99% of the brands in our industry are not suited for traditional venture capital financing. Yet, repeatedly, founders show up to investor meetings hat in hand with structures and terms that necessitate an exit to monetize the investment. Most get a no, and the few that get a yes find themselves accelerating forward in a way they did not intend.

 

Traditional venture capital is all about the grand slam. One or two investments return the lion’s share of a fund. A venture capitalist expects exponential growth, game-changing potential, and true disruption. 

 

Most founders can’t offer that, and this is where we, as an industry, go wrong. Either we fund brands and demand exponential growth when it is unlikely they have that potential, or we fail to fund them.
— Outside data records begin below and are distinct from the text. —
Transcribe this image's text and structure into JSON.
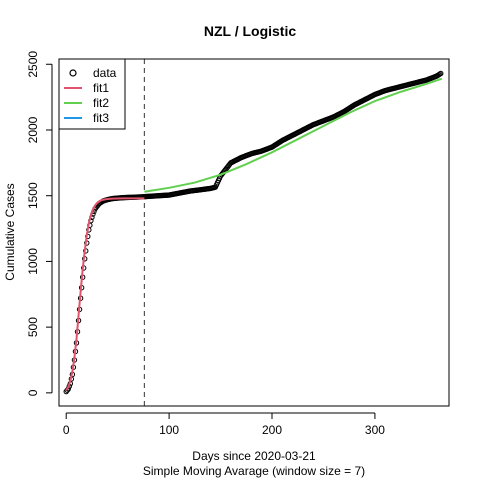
{
  "chart_data": {
    "type": "line",
    "title": "NZL / Logistic",
    "xlabel": "Days since 2020-03-21",
    "xlabel2": "Simple Moving Avarage (window size = 7)",
    "ylabel": "Cumulative Cases",
    "xlim": [
      -7,
      372
    ],
    "ylim": [
      -100,
      2540
    ],
    "xticks": [
      0,
      100,
      200,
      300
    ],
    "yticks": [
      0,
      500,
      1000,
      1500,
      2000,
      2500
    ],
    "cutoff_x": 76,
    "legend": {
      "position": "top-left",
      "entries": [
        {
          "name": "data",
          "kind": "point",
          "color": "#000000"
        },
        {
          "name": "fit1",
          "kind": "line",
          "color": "#DF536B"
        },
        {
          "name": "fit2",
          "kind": "line",
          "color": "#61D04F"
        },
        {
          "name": "fit3",
          "kind": "line",
          "color": "#2297E6"
        }
      ]
    },
    "series": [
      {
        "name": "data",
        "kind": "points",
        "color": "#000000",
        "x": [
          0,
          2,
          4,
          6,
          8,
          10,
          12,
          14,
          16,
          18,
          20,
          22,
          24,
          26,
          28,
          30,
          32,
          34,
          36,
          38,
          40,
          45,
          50,
          55,
          60,
          65,
          70,
          75,
          80,
          90,
          100,
          110,
          120,
          130,
          140,
          145,
          150,
          155,
          160,
          165,
          170,
          180,
          190,
          200,
          210,
          220,
          230,
          240,
          250,
          260,
          270,
          280,
          290,
          300,
          310,
          320,
          330,
          340,
          350,
          360,
          364
        ],
        "y": [
          10,
          30,
          70,
          140,
          250,
          380,
          550,
          720,
          880,
          1020,
          1140,
          1240,
          1310,
          1360,
          1400,
          1420,
          1440,
          1450,
          1460,
          1465,
          1470,
          1478,
          1482,
          1485,
          1487,
          1488,
          1490,
          1492,
          1495,
          1500,
          1505,
          1520,
          1535,
          1545,
          1555,
          1565,
          1650,
          1700,
          1750,
          1770,
          1790,
          1820,
          1840,
          1870,
          1920,
          1960,
          2000,
          2040,
          2070,
          2100,
          2140,
          2190,
          2230,
          2270,
          2300,
          2320,
          2340,
          2360,
          2380,
          2410,
          2430
        ]
      },
      {
        "name": "fit1",
        "kind": "line",
        "color": "#DF536B",
        "x": [
          0,
          2,
          4,
          6,
          8,
          10,
          12,
          14,
          16,
          18,
          20,
          22,
          24,
          26,
          28,
          30,
          32,
          34,
          36,
          40,
          45,
          50,
          55,
          60,
          65,
          70,
          76
        ],
        "y": [
          20,
          45,
          90,
          160,
          270,
          410,
          590,
          770,
          940,
          1080,
          1200,
          1290,
          1350,
          1395,
          1425,
          1445,
          1457,
          1465,
          1470,
          1475,
          1478,
          1479,
          1480,
          1480,
          1480,
          1480,
          1480
        ]
      },
      {
        "name": "fit2",
        "kind": "line",
        "color": "#61D04F",
        "x": [
          76,
          100,
          125,
          150,
          175,
          200,
          225,
          250,
          275,
          300,
          325,
          350,
          365
        ],
        "y": [
          1530,
          1560,
          1600,
          1660,
          1740,
          1830,
          1930,
          2030,
          2130,
          2220,
          2290,
          2350,
          2390
        ]
      }
    ]
  }
}
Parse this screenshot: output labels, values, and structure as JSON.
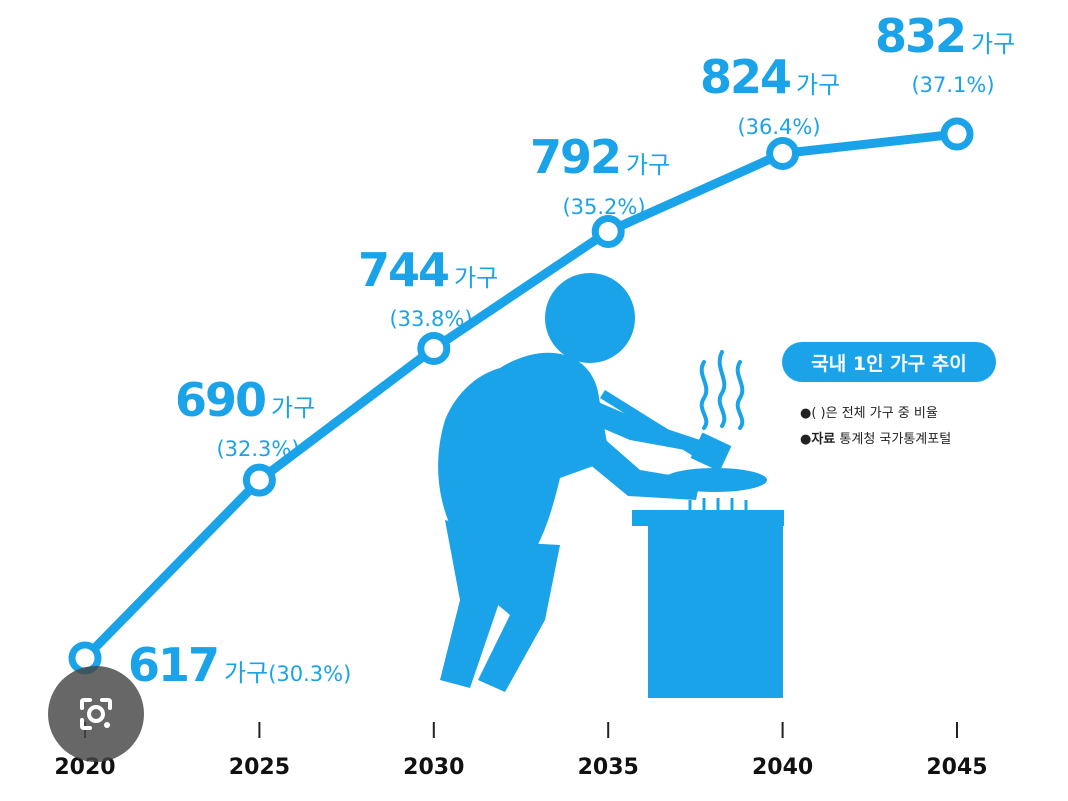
{
  "chart_data": {
    "type": "line",
    "title": "국내 1인 가구 추이",
    "x": [
      "2020",
      "2025",
      "2030",
      "2035",
      "2040",
      "2045"
    ],
    "values": [
      617,
      690,
      744,
      792,
      824,
      832
    ],
    "percent_labels": [
      "(30.3%)",
      "(32.3%)",
      "(33.8%)",
      "(35.2%)",
      "(36.4%)",
      "(37.1%)"
    ],
    "unit": "가구",
    "notes": {
      "bullet": "●",
      "note1": "( )은 전체 가구 중 비율",
      "note2_prefix": "자료",
      "note2_text": " 통계청 국가통계포털"
    },
    "grid": false
  },
  "colors": {
    "accent": "#1aa3e8",
    "text": "#111111"
  },
  "overlay": {
    "icon": "google-lens-icon"
  }
}
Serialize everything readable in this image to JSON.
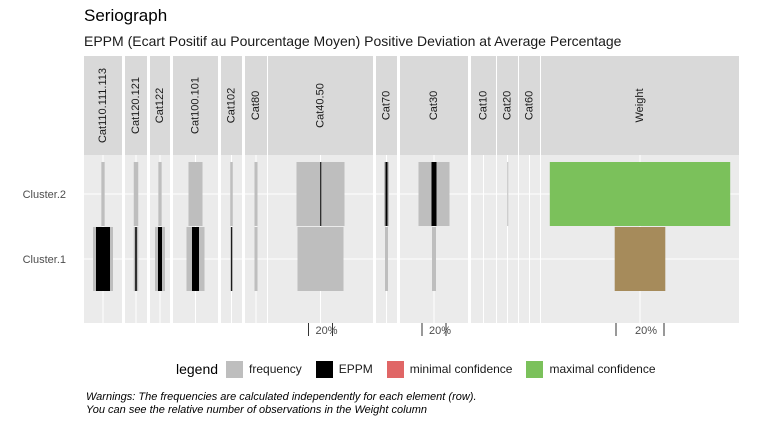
{
  "title": "Seriograph",
  "subtitle": "EPPM (Ecart Positif au Pourcentage Moyen) Positive Deviation at Average Percentage",
  "colors": {
    "frequency": "#BEBEBE",
    "eppm": "#000000",
    "minimal_confidence": "#E06666",
    "maximal_confidence": "#7BC15B",
    "weight_cluster1": "#A68B5B",
    "panel_background": "#EBEBEB",
    "strip_background": "#D9D9D9"
  },
  "legend": {
    "title": "legend",
    "items": [
      {
        "label": "frequency",
        "color": "#BEBEBE"
      },
      {
        "label": "EPPM",
        "color": "#000000"
      },
      {
        "label": "minimal confidence",
        "color": "#E06666"
      },
      {
        "label": "maximal confidence",
        "color": "#7BC15B"
      }
    ]
  },
  "warnings": [
    "Warnings: The frequencies are calculated independently for each element (row).",
    "You can see the relative number of observations in the Weight column"
  ],
  "chart_data": {
    "type": "bar",
    "rows": [
      "Cluster.2",
      "Cluster.1"
    ],
    "groups": [
      {
        "label": "Cat110.111.113",
        "columns": [
          {
            "Cluster.2": {
              "frequency": 0.033,
              "eppm": 0
            },
            "Cluster.1": {
              "frequency": 0.2,
              "eppm": 0.14
            }
          }
        ]
      },
      {
        "label": "Cat120.121",
        "columns": [
          {
            "Cluster.2": {
              "frequency": 0.045,
              "eppm": 0
            },
            "Cluster.1": {
              "frequency": 0.045,
              "eppm": 0.015
            }
          }
        ]
      },
      {
        "label": "Cat122",
        "columns": [
          {
            "Cluster.2": {
              "frequency": 0.033,
              "eppm": 0
            },
            "Cluster.1": {
              "frequency": 0.1,
              "eppm": 0.04
            }
          }
        ]
      },
      {
        "label": "Cat100.101",
        "columns": [
          {
            "Cluster.2": {
              "frequency": 0.14,
              "eppm": 0
            },
            "Cluster.1": {
              "frequency": 0.18,
              "eppm": 0.07
            }
          }
        ]
      },
      {
        "label": "Cat102",
        "columns": [
          {
            "Cluster.2": {
              "frequency": 0.025,
              "eppm": 0
            },
            "Cluster.1": {
              "frequency": 0.025,
              "eppm": 0.007
            }
          }
        ]
      },
      {
        "label": "Cat80",
        "columns": [
          {
            "Cluster.2": {
              "frequency": 0.03,
              "eppm": 0
            },
            "Cluster.1": {
              "frequency": 0.03,
              "eppm": 0
            }
          }
        ]
      },
      {
        "label": "Cat40.50",
        "scale": {
          "ticks": [
            "20%"
          ]
        },
        "columns": [
          {
            "Cluster.2": {
              "frequency": 0.48,
              "eppm": 0.005
            },
            "Cluster.1": {
              "frequency": 0.46,
              "eppm": 0
            }
          }
        ]
      },
      {
        "label": "Cat70",
        "columns": [
          {
            "Cluster.2": {
              "frequency": 0.05,
              "eppm": 0.02
            },
            "Cluster.1": {
              "frequency": 0.03,
              "eppm": 0
            }
          }
        ]
      },
      {
        "label": "Cat30",
        "scale": {
          "ticks": [
            "20%"
          ]
        },
        "columns": [
          {
            "Cluster.2": {
              "frequency": 0.31,
              "eppm": 0.05
            },
            "Cluster.1": {
              "frequency": 0.04,
              "eppm": 0
            }
          }
        ]
      },
      {
        "label": "Cat10",
        "columns": [
          {
            "Cluster.2": {
              "frequency": 0,
              "eppm": 0
            },
            "Cluster.1": {
              "frequency": 0,
              "eppm": 0
            }
          }
        ]
      },
      {
        "label": "Cat20",
        "columns": [
          {
            "Cluster.2": {
              "frequency": 0.005,
              "eppm": 0
            },
            "Cluster.1": {
              "frequency": 0,
              "eppm": 0
            }
          }
        ]
      },
      {
        "label": "Cat60",
        "columns": [
          {
            "Cluster.2": {
              "frequency": 0,
              "eppm": 0
            },
            "Cluster.1": {
              "frequency": 0,
              "eppm": 0
            }
          }
        ]
      },
      {
        "label": "Weight",
        "scale": {
          "ticks": [
            "20%"
          ]
        },
        "columns": [
          {
            "Cluster.2": {
              "weight": 0.82,
              "confidence": "maximal"
            },
            "Cluster.1": {
              "weight": 0.23
            }
          }
        ]
      }
    ]
  }
}
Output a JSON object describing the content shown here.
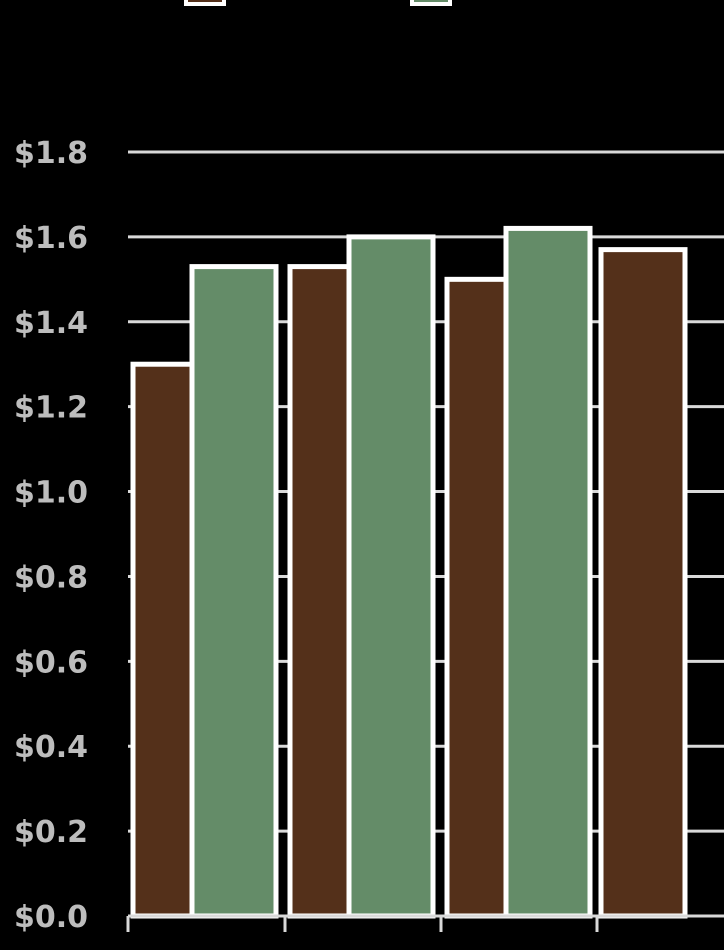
{
  "chart_data": {
    "type": "bar",
    "title": "",
    "xlabel": "",
    "ylabel": "",
    "categories": [
      "",
      "",
      "",
      ""
    ],
    "series": [
      {
        "color": "#54301a",
        "values": [
          1.3,
          1.53,
          1.5,
          1.57
        ]
      },
      {
        "color": "#648c68",
        "values": [
          1.53,
          1.6,
          1.62,
          null
        ]
      }
    ],
    "ylim": [
      0,
      1.8
    ],
    "yticks": [
      {
        "value": 0.0,
        "label": "$0.0"
      },
      {
        "value": 0.2,
        "label": "$0.2"
      },
      {
        "value": 0.4,
        "label": "$0.4"
      },
      {
        "value": 0.6,
        "label": "$0.6"
      },
      {
        "value": 0.8,
        "label": "$0.8"
      },
      {
        "value": 1.0,
        "label": "$1.0"
      },
      {
        "value": 1.2,
        "label": "$1.2"
      },
      {
        "value": 1.4,
        "label": "$1.4"
      },
      {
        "value": 1.6,
        "label": "$1.6"
      },
      {
        "value": 1.8,
        "label": "$1.8"
      }
    ],
    "grid": true,
    "colors": {
      "background": "#000000",
      "gridline": "#d9d9d9",
      "bar_border": "#ffffff",
      "tick_text": "#bdbdbd"
    }
  }
}
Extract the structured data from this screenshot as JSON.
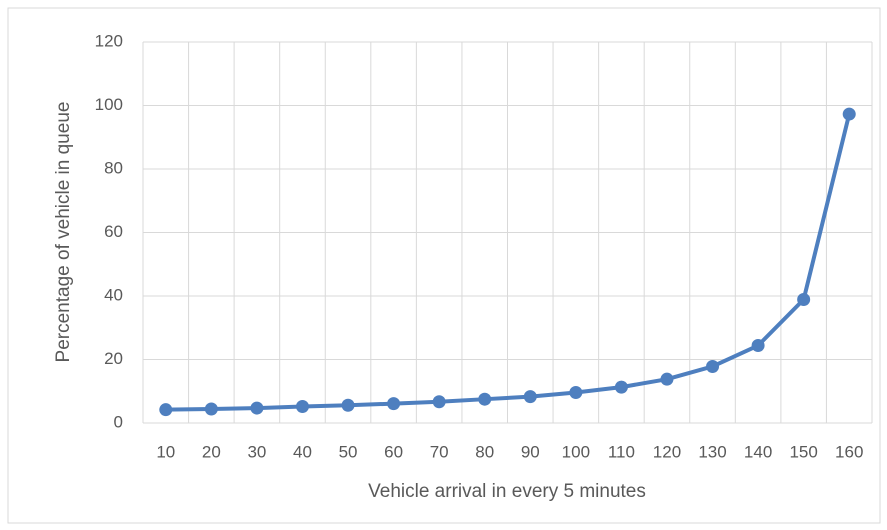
{
  "chart_data": {
    "type": "line",
    "x_label": "Vehicle arrival in every 5 minutes",
    "y_label": "Percentage of vehicle in queue",
    "categories": [
      10,
      20,
      30,
      40,
      50,
      60,
      70,
      80,
      90,
      100,
      110,
      120,
      130,
      140,
      150,
      160
    ],
    "values": [
      4.2,
      4.4,
      4.7,
      5.2,
      5.6,
      6.1,
      6.7,
      7.5,
      8.3,
      9.6,
      11.3,
      13.8,
      17.8,
      24.4,
      38.9,
      97.3
    ],
    "color": "#4e7fbf",
    "ylim": [
      0,
      120
    ],
    "yticks": [
      0,
      20,
      40,
      60,
      80,
      100,
      120
    ],
    "grid": true
  }
}
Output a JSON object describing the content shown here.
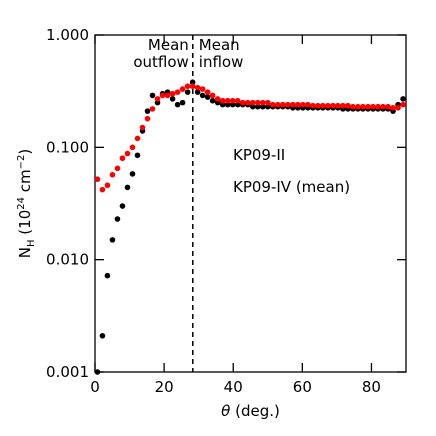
{
  "chart_data": {
    "type": "scatter",
    "log_y": true,
    "x_label": [
      {
        "text": "θ",
        "style": "italic"
      },
      {
        "text": " (deg.)"
      }
    ],
    "y_label": [
      {
        "text": "N"
      },
      {
        "text": "H",
        "shift": "sub"
      },
      {
        "text": " (10"
      },
      {
        "text": "24",
        "shift": "sup"
      },
      {
        "text": " cm"
      },
      {
        "text": "−2",
        "shift": "sup"
      },
      {
        "text": ")"
      }
    ],
    "xlim": [
      0,
      90
    ],
    "xticks": [
      0,
      20,
      40,
      60,
      80
    ],
    "ylim": [
      0.001,
      1
    ],
    "yticks": [
      0.001,
      {
        "value": 0.01,
        "label": "0.010"
      },
      {
        "value": 0.1,
        "label": "0.100"
      },
      {
        "value": 1,
        "label": "1.000"
      }
    ],
    "x": [
      0.7,
      2.15,
      3.6,
      5.05,
      6.5,
      7.95,
      9.4,
      10.85,
      12.3,
      13.75,
      15.2,
      16.65,
      18.1,
      19.55,
      21.0,
      22.45,
      23.9,
      25.35,
      26.8,
      28.25,
      29.7,
      31.15,
      32.6,
      34.05,
      35.5,
      36.95,
      38.4,
      39.85,
      41.3,
      42.75,
      44.2,
      45.65,
      47.1,
      48.55,
      50.0,
      51.45,
      52.9,
      54.35,
      55.8,
      57.25,
      58.7,
      60.15,
      61.6,
      63.05,
      64.5,
      65.95,
      67.4,
      68.85,
      70.3,
      71.75,
      73.2,
      74.65,
      76.1,
      77.55,
      79.0,
      80.45,
      81.9,
      83.35,
      84.8,
      86.25,
      87.7,
      89.15
    ],
    "series": [
      {
        "name": "KP09-II",
        "color": "#000000",
        "values": [
          0.001,
          0.0021,
          0.0072,
          0.015,
          0.023,
          0.03,
          0.044,
          0.058,
          0.085,
          0.14,
          0.21,
          0.29,
          0.25,
          0.3,
          0.31,
          0.27,
          0.24,
          0.25,
          0.31,
          0.38,
          0.31,
          0.29,
          0.28,
          0.26,
          0.25,
          0.24,
          0.24,
          0.24,
          0.24,
          0.24,
          0.24,
          0.23,
          0.23,
          0.23,
          0.23,
          0.23,
          0.23,
          0.23,
          0.23,
          0.225,
          0.225,
          0.225,
          0.225,
          0.225,
          0.225,
          0.225,
          0.225,
          0.225,
          0.225,
          0.22,
          0.22,
          0.22,
          0.22,
          0.22,
          0.22,
          0.22,
          0.22,
          0.22,
          0.22,
          0.21,
          0.24,
          0.27
        ]
      },
      {
        "name": "KP09-IV (mean)",
        "color": "#ff0000",
        "values": [
          0.052,
          0.042,
          0.046,
          0.057,
          0.065,
          0.08,
          0.088,
          0.1,
          0.12,
          0.15,
          0.18,
          0.22,
          0.27,
          0.29,
          0.29,
          0.3,
          0.31,
          0.33,
          0.35,
          0.35,
          0.34,
          0.33,
          0.31,
          0.29,
          0.27,
          0.26,
          0.26,
          0.26,
          0.26,
          0.25,
          0.25,
          0.25,
          0.25,
          0.25,
          0.25,
          0.24,
          0.24,
          0.24,
          0.24,
          0.24,
          0.24,
          0.24,
          0.24,
          0.235,
          0.235,
          0.235,
          0.235,
          0.235,
          0.235,
          0.235,
          0.235,
          0.23,
          0.23,
          0.23,
          0.23,
          0.23,
          0.23,
          0.23,
          0.23,
          0.225,
          0.225,
          0.24
        ]
      }
    ],
    "vline": 28.3,
    "annotations": {
      "outflow": [
        "Mean",
        "outflow"
      ],
      "inflow": [
        "Mean",
        "inflow"
      ]
    }
  }
}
Both are bad for our industry, and this should not be a zero-sum game.

 

Don’t get me wrong—venture capital plays an essential role. We need funders and founders willing to bet big. But for the 99% of those who don’t fit that big bet model, we need a funding mechanism that allows entrepreneurs to build great brands and businesses.

 

Most emerging brands don’t have access to commercial banks, a situation that is likely to be exacerbated by recent developments. Asset-based lending is an excellent way to fund working capital. However, it is often out of reach for early-stage startups that have yet to build the needed inventory and receivables to make ABL viable for both the funder and founder. Impact investors, venture debt, and grants are options but often hard to come by.

 

There is an alternative way—one that leverages structured exits to create self-liquidating investments. Structured exits are risk capital agreements with a specific achievable plan for how investors will receive their return, such as variable-based payments such as percent of revenue or COGS or profit sharing, dividends, or other payment types. 

 

One example is the CARE (COGS Agreement Retaining Equity) we developed and offer as an open-source template. The founder and funder agree to an investment amount, a return expressed as the COGS payment cap, and a percentage of COGS. Each quarter payment is made based on the agreed-upon rate of COGS, which is repeated until the COGS payment cap is reached. Each quarter the investor benefits from cash flow and takes risk off the table. The CARE does include a Warrant provision allowing the investor to participate in any additional potential upside. However, an exit is optional for the investor to see a return.

 

Other options include redeemable equity or variable-based convertible notes. The investor purchases redeemable equity shares, and the founder can repurchase an agreed-upon percentage at a specific multiple or price. Repurchase payments are scheduled or variable-based, such as a percentage or revenue, COGS, or EBITDA.

 

The typical convertible note structure requires at least two third-party transactions. The first is “qualified financing,” a priced round of a specific size that triggers the conversion of the note. A second is a liquidity event, an exit. A variable-rate convertible note does not require either but allows for both. The founder and funder agree to an investment amount and a return expressed as the total obligation. For example, a funder invests $250,000 at a 2X multiple, making the total obligation $500,000. Again, using a variable-based payment such as a percentage of revenue, COGS, or EBITDA, payments are made monthly or quarterly and continue until the obligation is met. However, if “qualified financing” occurs while the note remains open, the funder can choose to convert the remaining obligation into equity. 

I offer the above as fodder for deeper exploration and discussion. My real purpose is to encourage us as an industry to better align the structure and terms of investment with the 99% of brands that don’t fit the traditional venture capital model. 

 

Many founders are attempting to build great brands and good businesses. Let’s fund them in a way that makes sense and stop trying to put rocket fuel into Toyotas.